In the study, most samples that tested positive were from participants who traveled internationally, but 86 were from people who hadn't. The most common parasite species, Leishmania mexicana, has two genotypes, one of which was found in 94 percent of infected people who hadn't traveled.
These findings suggest that in the U.S., this specific genotype, "CCC," might be the one that's endemic—or regularly occurring in a certain area. (It's also worth noting that about six cases of leishmaniasis cases are reported in non-travelers in the U.S. annually, and while many Americans may not know much about leishmaniasis, the World Health Organization currently lists it as endemic here.)
Health officials have tips to stay safe.
As Gideon Wasserberg, PhD, professor of disease ecology and medical entomology at the University of North Carolina at Greensboro, told CNN, it's thought that the parasite could be carried by rats. Sand flies are infected after biting the rats, and the flies then pass the parasite to humans. Wasserberg noted that people can't typically transmit it to one another.
With this new information coming to light, Wasserberg stressed the importance of staying safe if you're in a "warm, rural area."

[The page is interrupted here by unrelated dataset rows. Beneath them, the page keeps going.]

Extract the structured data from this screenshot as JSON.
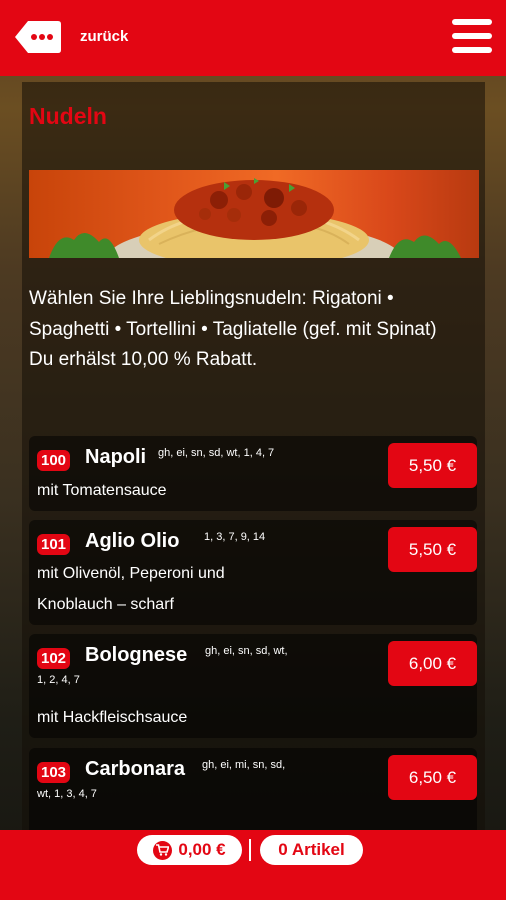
{
  "header": {
    "back_label": "zurück",
    "back_icon": "ellipsis-tag-icon",
    "menu_icon": "hamburger-icon"
  },
  "category": {
    "title": "Nudeln",
    "banner_image": "spaghetti-bolognese-photo",
    "description": "Wählen Sie Ihre Lieblingsnudeln: Rigatoni • Spaghetti • Tortellini • Tagliatelle (gef. mit Spinat)",
    "discount": "Du erhälst 10,00 % Rabatt."
  },
  "items": [
    {
      "number": "100",
      "name": "Napoli",
      "allergens": "gh, ei, sn, sd, wt, 1, 4, 7",
      "description": "mit Tomatensauce",
      "price": "5,50 €"
    },
    {
      "number": "101",
      "name": "Aglio Olio",
      "allergens": "1, 3, 7, 9, 14",
      "description": "mit Olivenöl, Peperoni und Knoblauch – scharf",
      "price": "5,50 €"
    },
    {
      "number": "102",
      "name": "Bolognese",
      "allergens_line1": "gh, ei, sn, sd, wt,",
      "allergens_line2": "1, 2, 4, 7",
      "description": "mit Hackfleischsauce",
      "price": "6,00 €"
    },
    {
      "number": "103",
      "name": "Carbonara",
      "allergens_line1": "gh, ei, mi, sn, sd,",
      "allergens_line2": "wt, 1, 3, 4, 7",
      "description": "",
      "price": "6,50 €"
    }
  ],
  "footer": {
    "cart_total": "0,00 €",
    "cart_icon": "cart-icon",
    "article_count": "0 Artikel"
  },
  "colors": {
    "brand_red": "#e30613",
    "white": "#ffffff"
  }
}
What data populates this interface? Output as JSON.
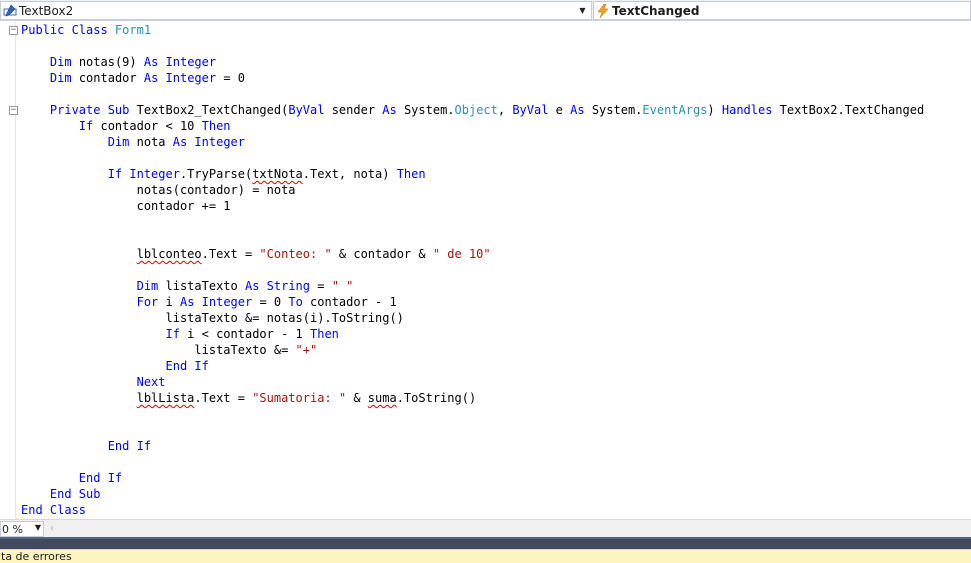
{
  "navbar": {
    "left_combo": {
      "text": "TextBox2",
      "icon": "textbox-control-icon"
    },
    "right_combo": {
      "text": "TextChanged",
      "icon": "lightning-event-icon"
    }
  },
  "code": {
    "lines": [
      [
        {
          "c": "kw",
          "t": "Public Class "
        },
        {
          "c": "ty",
          "t": "Form1"
        }
      ],
      [],
      [
        {
          "t": "    "
        },
        {
          "c": "kw",
          "t": "Dim"
        },
        {
          "t": " notas(9) "
        },
        {
          "c": "kw",
          "t": "As Integer"
        }
      ],
      [
        {
          "t": "    "
        },
        {
          "c": "kw",
          "t": "Dim"
        },
        {
          "t": " contador "
        },
        {
          "c": "kw",
          "t": "As Integer"
        },
        {
          "t": " = 0"
        }
      ],
      [],
      [
        {
          "t": "    "
        },
        {
          "c": "kw",
          "t": "Private Sub"
        },
        {
          "t": " TextBox2_TextChanged("
        },
        {
          "c": "kw",
          "t": "ByVal"
        },
        {
          "t": " sender "
        },
        {
          "c": "kw",
          "t": "As"
        },
        {
          "t": " System."
        },
        {
          "c": "ty",
          "t": "Object"
        },
        {
          "t": ", "
        },
        {
          "c": "kw",
          "t": "ByVal"
        },
        {
          "t": " e "
        },
        {
          "c": "kw",
          "t": "As"
        },
        {
          "t": " System."
        },
        {
          "c": "ty",
          "t": "EventArgs"
        },
        {
          "t": ") "
        },
        {
          "c": "kw",
          "t": "Handles"
        },
        {
          "t": " TextBox2.TextChanged"
        }
      ],
      [
        {
          "t": "        "
        },
        {
          "c": "kw",
          "t": "If"
        },
        {
          "t": " contador < 10 "
        },
        {
          "c": "kw",
          "t": "Then"
        }
      ],
      [
        {
          "t": "            "
        },
        {
          "c": "kw",
          "t": "Dim"
        },
        {
          "t": " nota "
        },
        {
          "c": "kw",
          "t": "As Integer"
        }
      ],
      [],
      [
        {
          "t": "            "
        },
        {
          "c": "kw",
          "t": "If Integer"
        },
        {
          "t": ".TryParse("
        },
        {
          "c": "sq",
          "t": "txtNota"
        },
        {
          "t": ".Text, nota) "
        },
        {
          "c": "kw",
          "t": "Then"
        }
      ],
      [
        {
          "t": "                notas(contador) = nota"
        }
      ],
      [
        {
          "t": "                contador += 1"
        }
      ],
      [],
      [],
      [
        {
          "t": "                "
        },
        {
          "c": "sq",
          "t": "lblconteo"
        },
        {
          "t": ".Text = "
        },
        {
          "c": "st",
          "t": "\"Conteo: \""
        },
        {
          "t": " & contador & "
        },
        {
          "c": "st",
          "t": "\" de 10\""
        }
      ],
      [],
      [
        {
          "t": "                "
        },
        {
          "c": "kw",
          "t": "Dim"
        },
        {
          "t": " listaTexto "
        },
        {
          "c": "kw",
          "t": "As String"
        },
        {
          "t": " = "
        },
        {
          "c": "st",
          "t": "\" \""
        }
      ],
      [
        {
          "t": "                "
        },
        {
          "c": "kw",
          "t": "For"
        },
        {
          "t": " i "
        },
        {
          "c": "kw",
          "t": "As Integer"
        },
        {
          "t": " = 0 "
        },
        {
          "c": "kw",
          "t": "To"
        },
        {
          "t": " contador - 1"
        }
      ],
      [
        {
          "t": "                    listaTexto &= notas(i).ToString()"
        }
      ],
      [
        {
          "t": "                    "
        },
        {
          "c": "kw",
          "t": "If"
        },
        {
          "t": " i < contador - 1 "
        },
        {
          "c": "kw",
          "t": "Then"
        }
      ],
      [
        {
          "t": "                        listaTexto &= "
        },
        {
          "c": "st",
          "t": "\"+\""
        }
      ],
      [
        {
          "t": "                    "
        },
        {
          "c": "kw",
          "t": "End If"
        }
      ],
      [
        {
          "t": "                "
        },
        {
          "c": "kw",
          "t": "Next"
        }
      ],
      [
        {
          "t": "                "
        },
        {
          "c": "sq",
          "t": "lblLista"
        },
        {
          "t": ".Text = "
        },
        {
          "c": "st",
          "t": "\"Sumatoria: \""
        },
        {
          "t": " & "
        },
        {
          "c": "sq",
          "t": "suma"
        },
        {
          "t": ".ToString()"
        }
      ],
      [],
      [],
      [
        {
          "t": "            "
        },
        {
          "c": "kw",
          "t": "End If"
        }
      ],
      [],
      [
        {
          "t": "        "
        },
        {
          "c": "kw",
          "t": "End If"
        }
      ],
      [
        {
          "t": "    "
        },
        {
          "c": "kw",
          "t": "End Sub"
        }
      ],
      [
        {
          "c": "kw",
          "t": "End Class"
        }
      ]
    ],
    "fold_markers": [
      {
        "line": 0,
        "symbol": "⊟"
      },
      {
        "line": 5,
        "symbol": "⊟"
      }
    ]
  },
  "bottom": {
    "zoom": "0 %",
    "scroll_left_glyph": "‹",
    "error_tab_label": "ta de errores"
  },
  "colors": {
    "keyword": "#0000ff",
    "type": "#2b91af",
    "string": "#a31515",
    "squiggle": "#e00000"
  }
}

Officials note that sand flies are significantly smaller than mosquitoes. So, in areas where these pests are present, invest in window screens and netting for your bed that have smaller holes. These bugs can be repelled by bug sprays with DEET, so pick up an Environmental Protection Agency (EPA)-approved bug spray, too.
If you have a new skin sore that doesn't go away after a bug bite, contact your doctor, Wasserberg said, per CNN. According to the Cleveland Clinic, leishmaniasis is "often curable when a provider diagnoses and treats it with medication right away."